74      Außerdem ist bereits festgestellt worden, dass die fragliche Marke häufig in einer Form benutzt worden ist, die mit der eingetragenen Form identisch oder dieser sehr ähnlich ist, wodurch eine tatsächliche Benutzung dieser Marke nachgewiesen ist, selbst wenn man annähme, dass ihre Unterscheidungskraft eher schwach ist. Für den Fall, dass die Behauptung der Klägerin als ein Bestreiten jeglicher Unterscheidungskraft der fraglichen Marke zu verstehen wäre, genügt die Feststellung, dass diese Behauptung im Rahmen eines Verfahrens zur Erklärung des Verfalls, in dem die Rechtsgültigkeit einer Marke nicht in Frage gestellt werden kann, unerheblich ist.

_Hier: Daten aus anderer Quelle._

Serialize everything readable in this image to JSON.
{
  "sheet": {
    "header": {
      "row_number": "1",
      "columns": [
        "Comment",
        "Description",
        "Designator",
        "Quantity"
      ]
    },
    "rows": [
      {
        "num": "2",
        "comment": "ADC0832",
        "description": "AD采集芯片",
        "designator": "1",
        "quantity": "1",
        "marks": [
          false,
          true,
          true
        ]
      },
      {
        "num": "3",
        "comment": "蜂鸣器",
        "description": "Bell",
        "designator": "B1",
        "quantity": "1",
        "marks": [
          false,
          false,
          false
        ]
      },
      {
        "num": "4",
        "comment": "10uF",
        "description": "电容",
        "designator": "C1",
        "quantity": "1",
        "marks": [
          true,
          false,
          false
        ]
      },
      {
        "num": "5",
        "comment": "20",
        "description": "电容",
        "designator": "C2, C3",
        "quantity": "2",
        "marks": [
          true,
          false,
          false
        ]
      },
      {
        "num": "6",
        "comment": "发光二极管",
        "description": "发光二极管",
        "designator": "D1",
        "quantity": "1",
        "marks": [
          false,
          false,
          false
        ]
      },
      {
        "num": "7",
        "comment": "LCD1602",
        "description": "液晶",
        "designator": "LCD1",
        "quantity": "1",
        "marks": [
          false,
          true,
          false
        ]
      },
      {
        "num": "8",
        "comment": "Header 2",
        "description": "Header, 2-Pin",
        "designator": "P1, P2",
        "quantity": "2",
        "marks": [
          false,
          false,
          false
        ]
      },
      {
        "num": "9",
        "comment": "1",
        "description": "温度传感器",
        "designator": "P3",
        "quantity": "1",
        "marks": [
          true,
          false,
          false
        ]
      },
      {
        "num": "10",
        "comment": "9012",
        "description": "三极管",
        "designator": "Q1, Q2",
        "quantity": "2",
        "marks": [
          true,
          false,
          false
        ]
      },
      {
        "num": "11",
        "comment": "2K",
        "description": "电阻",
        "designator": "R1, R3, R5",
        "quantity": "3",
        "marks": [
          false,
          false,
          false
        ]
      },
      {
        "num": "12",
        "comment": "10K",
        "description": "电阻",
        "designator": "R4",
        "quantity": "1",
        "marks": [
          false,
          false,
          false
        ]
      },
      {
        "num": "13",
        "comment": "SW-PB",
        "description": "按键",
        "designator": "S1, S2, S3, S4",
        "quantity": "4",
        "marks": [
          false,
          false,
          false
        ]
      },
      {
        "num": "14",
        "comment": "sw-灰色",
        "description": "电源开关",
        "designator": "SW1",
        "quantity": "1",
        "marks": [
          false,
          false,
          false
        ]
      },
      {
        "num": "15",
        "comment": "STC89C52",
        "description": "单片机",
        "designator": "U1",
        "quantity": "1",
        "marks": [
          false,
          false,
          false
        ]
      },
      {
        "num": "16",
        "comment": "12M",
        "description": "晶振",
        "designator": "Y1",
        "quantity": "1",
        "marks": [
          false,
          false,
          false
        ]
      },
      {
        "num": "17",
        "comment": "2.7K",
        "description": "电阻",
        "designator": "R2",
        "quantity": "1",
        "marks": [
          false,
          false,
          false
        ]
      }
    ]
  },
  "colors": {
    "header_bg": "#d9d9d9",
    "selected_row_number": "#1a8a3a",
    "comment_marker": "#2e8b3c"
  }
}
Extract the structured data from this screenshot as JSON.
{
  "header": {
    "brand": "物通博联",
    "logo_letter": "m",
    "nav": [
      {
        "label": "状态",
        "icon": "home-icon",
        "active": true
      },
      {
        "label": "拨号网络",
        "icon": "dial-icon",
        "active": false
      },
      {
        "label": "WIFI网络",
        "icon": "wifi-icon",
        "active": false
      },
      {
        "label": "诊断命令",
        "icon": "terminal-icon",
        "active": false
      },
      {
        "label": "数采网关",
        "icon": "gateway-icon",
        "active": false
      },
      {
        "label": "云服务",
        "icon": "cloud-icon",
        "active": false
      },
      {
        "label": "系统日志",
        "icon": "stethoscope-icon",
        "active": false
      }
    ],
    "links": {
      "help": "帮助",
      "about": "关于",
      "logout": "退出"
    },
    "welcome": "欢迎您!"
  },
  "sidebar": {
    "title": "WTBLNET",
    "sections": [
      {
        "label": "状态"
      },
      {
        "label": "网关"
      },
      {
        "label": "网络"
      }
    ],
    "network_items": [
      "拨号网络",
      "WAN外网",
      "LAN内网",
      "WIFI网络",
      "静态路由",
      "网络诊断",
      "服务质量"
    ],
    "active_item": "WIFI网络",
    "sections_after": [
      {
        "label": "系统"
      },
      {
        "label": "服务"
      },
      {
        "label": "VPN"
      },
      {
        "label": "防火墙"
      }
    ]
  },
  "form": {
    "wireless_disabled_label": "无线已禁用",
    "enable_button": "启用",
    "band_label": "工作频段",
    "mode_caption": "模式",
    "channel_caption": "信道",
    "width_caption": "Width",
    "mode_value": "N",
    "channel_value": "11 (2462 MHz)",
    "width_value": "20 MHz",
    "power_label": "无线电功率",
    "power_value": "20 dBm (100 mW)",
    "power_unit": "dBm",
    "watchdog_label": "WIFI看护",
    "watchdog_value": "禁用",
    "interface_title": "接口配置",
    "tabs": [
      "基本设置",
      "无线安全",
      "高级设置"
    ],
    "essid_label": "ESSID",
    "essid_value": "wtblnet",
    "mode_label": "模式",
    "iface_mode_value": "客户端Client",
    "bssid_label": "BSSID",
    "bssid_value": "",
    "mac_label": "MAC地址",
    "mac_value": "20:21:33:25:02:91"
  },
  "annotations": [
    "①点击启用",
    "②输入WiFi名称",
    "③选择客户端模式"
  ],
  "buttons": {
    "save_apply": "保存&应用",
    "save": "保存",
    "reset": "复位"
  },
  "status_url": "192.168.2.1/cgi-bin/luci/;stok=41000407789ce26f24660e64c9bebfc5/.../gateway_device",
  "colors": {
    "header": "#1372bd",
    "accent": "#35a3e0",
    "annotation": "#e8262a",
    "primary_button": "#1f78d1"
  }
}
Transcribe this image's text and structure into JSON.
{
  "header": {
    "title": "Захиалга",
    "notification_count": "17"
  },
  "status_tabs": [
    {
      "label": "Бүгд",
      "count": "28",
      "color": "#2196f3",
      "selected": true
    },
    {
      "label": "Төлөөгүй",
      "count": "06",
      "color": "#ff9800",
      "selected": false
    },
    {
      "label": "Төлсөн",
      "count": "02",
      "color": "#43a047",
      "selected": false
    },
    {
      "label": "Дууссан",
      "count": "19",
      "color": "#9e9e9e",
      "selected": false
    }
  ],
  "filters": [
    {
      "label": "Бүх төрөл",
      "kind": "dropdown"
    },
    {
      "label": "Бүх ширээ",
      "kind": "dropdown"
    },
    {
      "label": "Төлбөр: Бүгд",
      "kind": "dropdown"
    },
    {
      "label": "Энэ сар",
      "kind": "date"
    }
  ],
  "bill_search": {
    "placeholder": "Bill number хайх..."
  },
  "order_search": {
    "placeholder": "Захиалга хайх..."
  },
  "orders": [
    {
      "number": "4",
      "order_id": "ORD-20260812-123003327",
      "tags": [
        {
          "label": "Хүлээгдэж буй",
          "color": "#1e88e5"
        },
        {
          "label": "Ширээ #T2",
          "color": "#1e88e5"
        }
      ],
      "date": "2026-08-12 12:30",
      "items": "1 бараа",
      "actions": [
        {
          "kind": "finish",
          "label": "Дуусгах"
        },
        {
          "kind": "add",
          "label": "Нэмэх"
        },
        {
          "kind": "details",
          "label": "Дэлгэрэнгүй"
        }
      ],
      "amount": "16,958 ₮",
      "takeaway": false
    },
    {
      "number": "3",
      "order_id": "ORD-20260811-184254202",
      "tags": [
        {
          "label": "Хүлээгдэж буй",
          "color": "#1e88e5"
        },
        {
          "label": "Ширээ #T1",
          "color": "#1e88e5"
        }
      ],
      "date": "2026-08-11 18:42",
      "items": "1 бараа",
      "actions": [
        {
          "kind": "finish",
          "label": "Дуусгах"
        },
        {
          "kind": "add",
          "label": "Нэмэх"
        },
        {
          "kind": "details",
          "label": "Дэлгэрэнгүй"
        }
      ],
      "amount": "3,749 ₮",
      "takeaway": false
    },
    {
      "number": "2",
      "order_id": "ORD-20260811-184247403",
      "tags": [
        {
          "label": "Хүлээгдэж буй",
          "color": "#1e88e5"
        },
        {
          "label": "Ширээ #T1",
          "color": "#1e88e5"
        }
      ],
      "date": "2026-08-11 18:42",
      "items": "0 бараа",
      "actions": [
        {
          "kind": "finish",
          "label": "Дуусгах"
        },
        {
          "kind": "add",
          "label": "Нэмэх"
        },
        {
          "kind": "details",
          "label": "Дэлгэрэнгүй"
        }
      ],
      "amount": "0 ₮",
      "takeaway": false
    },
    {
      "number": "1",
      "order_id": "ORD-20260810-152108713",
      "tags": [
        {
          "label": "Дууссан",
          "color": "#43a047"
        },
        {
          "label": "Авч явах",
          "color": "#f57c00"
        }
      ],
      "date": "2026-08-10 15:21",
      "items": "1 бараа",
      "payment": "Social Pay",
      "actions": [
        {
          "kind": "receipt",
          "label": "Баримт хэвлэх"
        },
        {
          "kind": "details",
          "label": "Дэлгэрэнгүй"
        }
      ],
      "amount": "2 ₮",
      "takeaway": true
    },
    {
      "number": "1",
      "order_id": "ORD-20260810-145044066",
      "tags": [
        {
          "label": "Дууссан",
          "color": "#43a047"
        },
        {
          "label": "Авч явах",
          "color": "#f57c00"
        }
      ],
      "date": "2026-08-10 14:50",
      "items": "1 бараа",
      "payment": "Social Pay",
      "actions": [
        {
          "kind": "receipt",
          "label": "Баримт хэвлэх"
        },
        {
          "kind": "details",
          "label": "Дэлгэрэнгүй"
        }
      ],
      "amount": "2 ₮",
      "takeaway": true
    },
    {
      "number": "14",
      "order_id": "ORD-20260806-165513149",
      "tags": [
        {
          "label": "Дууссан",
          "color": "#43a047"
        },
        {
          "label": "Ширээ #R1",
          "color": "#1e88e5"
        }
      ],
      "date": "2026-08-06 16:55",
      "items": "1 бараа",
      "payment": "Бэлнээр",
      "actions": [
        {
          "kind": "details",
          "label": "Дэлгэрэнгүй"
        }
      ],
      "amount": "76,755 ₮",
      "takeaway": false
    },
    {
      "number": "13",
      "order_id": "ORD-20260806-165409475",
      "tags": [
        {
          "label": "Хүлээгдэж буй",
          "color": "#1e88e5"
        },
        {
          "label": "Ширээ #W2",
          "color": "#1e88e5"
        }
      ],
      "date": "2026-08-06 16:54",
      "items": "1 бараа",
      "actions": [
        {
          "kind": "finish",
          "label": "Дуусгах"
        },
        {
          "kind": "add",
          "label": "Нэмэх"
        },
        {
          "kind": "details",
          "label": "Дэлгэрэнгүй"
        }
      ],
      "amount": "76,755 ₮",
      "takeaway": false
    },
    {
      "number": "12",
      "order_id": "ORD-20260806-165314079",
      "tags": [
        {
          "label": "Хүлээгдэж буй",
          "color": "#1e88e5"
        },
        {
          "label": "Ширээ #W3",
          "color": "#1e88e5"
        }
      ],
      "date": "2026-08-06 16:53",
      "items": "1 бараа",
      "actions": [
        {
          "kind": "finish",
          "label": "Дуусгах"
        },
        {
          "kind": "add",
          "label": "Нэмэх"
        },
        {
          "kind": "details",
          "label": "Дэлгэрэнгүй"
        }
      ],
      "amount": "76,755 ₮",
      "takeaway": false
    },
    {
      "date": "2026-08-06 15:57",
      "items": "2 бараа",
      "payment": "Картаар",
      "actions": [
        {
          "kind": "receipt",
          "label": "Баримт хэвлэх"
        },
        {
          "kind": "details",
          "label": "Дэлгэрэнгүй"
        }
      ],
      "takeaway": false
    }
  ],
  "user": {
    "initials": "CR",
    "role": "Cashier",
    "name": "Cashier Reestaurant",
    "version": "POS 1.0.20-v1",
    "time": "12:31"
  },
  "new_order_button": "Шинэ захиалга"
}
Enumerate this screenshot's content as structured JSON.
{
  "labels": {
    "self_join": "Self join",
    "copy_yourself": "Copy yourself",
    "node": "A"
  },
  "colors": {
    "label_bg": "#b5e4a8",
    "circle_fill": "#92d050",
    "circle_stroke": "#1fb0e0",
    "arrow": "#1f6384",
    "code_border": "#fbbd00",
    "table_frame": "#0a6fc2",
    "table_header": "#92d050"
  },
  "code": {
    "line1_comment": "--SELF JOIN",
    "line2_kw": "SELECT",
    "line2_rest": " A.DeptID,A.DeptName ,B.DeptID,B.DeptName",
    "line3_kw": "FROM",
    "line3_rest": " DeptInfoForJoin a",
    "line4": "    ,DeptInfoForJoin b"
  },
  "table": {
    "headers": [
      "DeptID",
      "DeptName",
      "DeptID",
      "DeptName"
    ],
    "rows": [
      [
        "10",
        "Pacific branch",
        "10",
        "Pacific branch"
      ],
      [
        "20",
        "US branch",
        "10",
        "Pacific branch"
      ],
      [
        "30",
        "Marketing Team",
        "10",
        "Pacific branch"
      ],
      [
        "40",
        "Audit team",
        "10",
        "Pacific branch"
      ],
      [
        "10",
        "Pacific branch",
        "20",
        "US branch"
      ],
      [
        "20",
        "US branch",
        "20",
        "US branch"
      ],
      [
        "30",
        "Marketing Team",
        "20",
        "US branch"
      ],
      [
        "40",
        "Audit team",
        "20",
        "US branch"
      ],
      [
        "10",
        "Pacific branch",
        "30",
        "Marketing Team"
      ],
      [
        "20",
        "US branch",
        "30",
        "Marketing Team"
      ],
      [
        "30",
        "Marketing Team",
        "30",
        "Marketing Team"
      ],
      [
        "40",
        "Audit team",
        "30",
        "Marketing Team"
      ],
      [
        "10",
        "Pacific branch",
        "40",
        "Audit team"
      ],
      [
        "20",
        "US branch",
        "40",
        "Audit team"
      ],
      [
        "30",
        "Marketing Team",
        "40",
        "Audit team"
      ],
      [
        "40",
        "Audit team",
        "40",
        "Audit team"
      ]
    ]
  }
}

75      Im Übrigen ist die Unterscheidungskraft der fraglichen Marke auch vom Juzgado de marca comunitaria d’Alicante (Gemeinschaftsmarkengericht von Alicante) in einem Urteil vom 31. Juli 2007, Munich SL, Berneda SL und Bernher SL/Umbro SL und Umbro Int. Ltd, festgestellt worden, auf das sowohl die Beschwerdekammer in Rn. 29 der angefochtenen Entscheidung als auch die Streithelferin in Rn. 13 ihres Streithilfeschriftsatzes Bezug genommen haben und in dem festgestellt wurde, dass die fragliche Marke in Spanien als stark oder als im Bereich der Sportschuhe sehr unterscheidungskräftig angesehen werden könne.

76      Damit sind auch der zweite und der dritte Klagegrund und somit das Rechtsmittel insgesamt zurückzuweisen.

 Kosten

77      Nach Art. 134 Abs. 1 der Verfahrensordnung des Gerichts ist die unterliegende Partei auf Antrag zur Tragung der Kosten zu verurteilen.

78      Da die Klägerin mit ihren Anträgen unterlegen ist, sind ihr gemäß den Anträgen des EUIPO und der Streithelferin die Kosten aufzuerlegen.

 

DAS GERICHT (Vierte Kammer) hat daher für Recht erkannt und entschieden:

1.      Die Klage wird abgewiesen.

2.      Klägerin trägt die Kosten des Amts der Europäischen Union für geistiges Eigentum (EUIPO) und von der Streithelferin.